ESG Weekly Update – September 4, 2024

4 September 2024

Other Notable Developments

New Sustainability Funding: On August 28, 2024, the European Investment Bank (“EIB”) priced a new €5 billion Climate Bond. The Climate Awareness Euro Area Reference Note (EARN) is a 10-year bond due September 4, 2034, the proceeds of which support the EIB’s “activities contributing substantially to climate change mitigation.” The EIB’s cumulative issuance of climate bonds, which inaugurated the Sustainable Bond Market with the first issuance in 2007, will surpass €100 billion across 23 different currencies with this new offering.

Dubai Introduces ESG Label: The Dubai Chamber of Commerce has announced a strategic initiative to promote sustainability in business practices. The new undertaking aims to address “the need for a holistic approach to sustainable business practices that benefit society and the environment.”

U.S.: Texas Officials Sued over 2021 ESG Law

On August 29, 2024, the American Sustainable Business Council (the “Council”), a nonprofit representing businesses that support environmentally friendly policies, filed a lawsuit against Attorney General Ken Paxton and Comptroller Glenn Hegar of Texas seeking to block a state law restricting state investment in businesses deemed to “boycott” the energy sector. The Council argued that, among other things, the law “impermissibly infringes rights of free speech and association under a scheme of politicized viewpoint discrimination, based on no legitimate state interest.” As a result of the 2021 law, Comptroller Hegar maintains a list of more than 350 investment funds and 16 financial companies that the Comptroller considers to engage in boycotts of the fossil-fuel industry, including several large banks, which list was most recently updated last month.

The lawsuit argues that the 2021 law, known as Senate Bill 13, (a) unconstitutionally infringes on firms’ rights to free speech and association, (b) includes “undefined and vague” provisions with respect to violations and compliance with the law and (c) does not afford entities adequate notice of their prospective exclusion from competition for state investments and contracts, further giving them no meaningful opportunity to contest their placement on the Comptroller’s list.
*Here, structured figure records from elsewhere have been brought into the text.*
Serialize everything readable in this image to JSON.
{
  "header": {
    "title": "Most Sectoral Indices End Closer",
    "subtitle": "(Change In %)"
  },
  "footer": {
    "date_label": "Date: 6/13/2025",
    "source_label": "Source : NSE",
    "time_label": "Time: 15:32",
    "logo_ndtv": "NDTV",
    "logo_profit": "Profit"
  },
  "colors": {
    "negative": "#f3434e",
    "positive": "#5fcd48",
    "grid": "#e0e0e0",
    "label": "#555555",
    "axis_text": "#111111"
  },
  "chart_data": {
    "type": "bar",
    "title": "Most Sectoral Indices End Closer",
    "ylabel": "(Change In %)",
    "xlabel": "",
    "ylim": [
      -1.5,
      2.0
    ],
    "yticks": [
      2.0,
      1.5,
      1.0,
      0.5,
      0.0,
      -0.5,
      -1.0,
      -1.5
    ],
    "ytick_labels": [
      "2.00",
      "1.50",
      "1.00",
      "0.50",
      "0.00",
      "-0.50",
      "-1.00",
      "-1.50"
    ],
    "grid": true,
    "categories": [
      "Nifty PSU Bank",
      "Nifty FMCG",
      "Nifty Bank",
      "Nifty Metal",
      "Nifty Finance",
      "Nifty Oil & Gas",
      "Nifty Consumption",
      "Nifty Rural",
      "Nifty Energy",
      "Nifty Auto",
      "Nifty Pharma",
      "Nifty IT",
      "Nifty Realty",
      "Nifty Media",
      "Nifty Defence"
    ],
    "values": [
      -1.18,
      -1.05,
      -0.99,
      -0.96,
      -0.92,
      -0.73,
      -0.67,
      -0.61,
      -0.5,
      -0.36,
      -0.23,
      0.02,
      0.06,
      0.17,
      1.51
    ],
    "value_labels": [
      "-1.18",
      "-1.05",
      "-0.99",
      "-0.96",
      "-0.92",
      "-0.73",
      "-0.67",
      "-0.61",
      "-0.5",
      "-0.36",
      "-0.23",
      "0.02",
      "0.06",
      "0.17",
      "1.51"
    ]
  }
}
Comptroller Hegar accused the Council of pursuing a “radical environmental agenda” and forcing “Texas taxpayers to invest their own money in a manner inconsistent with their values and detrimental to their own economic well-being.”

Links:
American Sustainable Business Council v. Hegar et al, U.S. District Court, Western District of Texas, No. 24-01010
Texas Comptroller’s Statement


EU: ESMA Issues ESG Fund-Naming Guidelines

On August 21, 2024, the European Securities and Markets Authority (“ESMA”) issued new guidelines to specify the circumstances in which funds using ESG or sustainability-related terms in their names would be considered unfair, unclear or misleading. The guidelines seek to protect investors from greenwashing, homing in on fund names as “a means of communicating information about the fund to investors and also an important marketing tool.”

The guidelines require funds using ESG-related terms in their names to meet a minimum threshold of 80% of investments in assets with environmental, social or sustainable investment objectives. Affected firms will be required to report whether existing funds comply by October 21, 2024, and new guidelines will become effective on November 21, 2024. This comes on the heels of similar Sustainable Fund Labeling guidance from the Financial Conduct Authority.

Links:
ESMA Guidelines on Funds' Names Using ESG or Sustainability-related Terms
Debevoise ESG Weekly Update (Aug. 8, 2024)


EU: Dutch Banks Allowed to Collaborate on Sustainability Reporting Project

On August 15, 2024, the Netherlands Authority for Consumers and Markets (the “ACM”) issued a decision following the request of the Dutch Banking Association (the “NVB”) to examine whether collaboration related to ESG reporting is allowed under Dutch competition rules. The NVB had introduced a pilot project whereby banks would work together in support of a data project that seeks to increase reliability of ESG data by explaining the ESG criteria on which banks are required to report. The decision by the ACM indicates that Dutch banks would be permitted to collaborate when discussing their sustainability reports and sharing nonsensitive information.

According to the decision, collaboration is more likely to avoid antitrust concerns if participating banks do not exchange competitive information such as client data. The ACM recommended that businesses use ACM’s Collaboration Check Tool to determine whether collaborating with another business could run afoul of Dutch competition rules. ACM also noted that businesses will have more latitude if the proposed collaboration relates to achieving sustainability goals.